Für Häftlinge gekocht - Buchen feiert!

Für Häftlinge gekocht

Wussten Sie, dass die Mutter von Dr. Franz Burghardt für Häftlinge gekocht hat?

Zu Beginn des 19. Jahrhunderts herrschte in Buchen ein großer Mangel an Gefängnissen. Viele Häftlinge wurden deshalb bei Privatpersonen innerhalb der Stadt verwahrt, so beispielsweise in der heutigen Zankgasse. Auch die Verpflegung leisteten Privatpersonen, die dafür entlohnt wurden. So erhielt die in der Linsengasse wohnende Agnes Burkert (später Burghardt) 330 Gulden für die Versorgung der kriminellen Vagantenfamilie Bauer. Agnes Burghardt war bereits 1804 Witwe geworden und musste fortan alleine für ihre zwei Söhne Joseph und Franz sorgen.

Quelle: 1250 Jahre Buchen

(Un)nützes Wissen

Wussten Sie, dass in Eberstadt eine berühmte Schriftstellerin lebte?

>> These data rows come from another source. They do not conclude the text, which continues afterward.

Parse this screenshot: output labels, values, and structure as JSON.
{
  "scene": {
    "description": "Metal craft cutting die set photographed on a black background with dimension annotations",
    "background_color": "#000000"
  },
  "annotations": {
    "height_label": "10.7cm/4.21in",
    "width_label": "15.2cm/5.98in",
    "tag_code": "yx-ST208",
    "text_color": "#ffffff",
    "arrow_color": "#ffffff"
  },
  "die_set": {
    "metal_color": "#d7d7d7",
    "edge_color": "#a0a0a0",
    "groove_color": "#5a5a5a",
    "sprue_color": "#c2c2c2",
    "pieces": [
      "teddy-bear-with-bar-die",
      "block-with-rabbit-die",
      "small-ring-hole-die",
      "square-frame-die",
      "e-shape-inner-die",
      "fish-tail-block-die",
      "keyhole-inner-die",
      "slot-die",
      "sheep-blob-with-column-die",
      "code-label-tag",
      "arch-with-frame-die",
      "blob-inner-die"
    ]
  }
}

Juliana von Stockhausen, die durch ihre Mutter verwandtschaftliche Beziehungen zur Eberstadter Linie der Rüdt von Collenberg hatte, wollte schon als Kind Schriftstellerin werden. Bereits kurz nach ihrem 18. Geburtstag wurde mit „Das große Leuchten“ ihr erster Roman veröffentlicht. Dem Erstlingswerk folgten viele weitere Bücher, in denen sie historische Ereignisse gekonnt mit Protagonisten aus ihrer reichhaltigen Phantasie verband. Einen Teil ihres Werks verfasste Juliana von Stockhausen auf dem Eberstadter Schloss, das lange Jahre der Wohnsitz der Schriftstellerin war. Juliana von Stockhausen war nicht nur eine sehr talentierte, sondern auch eine überaus fleißige Schriftstellerin. Nach der Deutschen Nationalbibliothek hat sie ganze 45 Bücher geschrieben und veröffentlicht.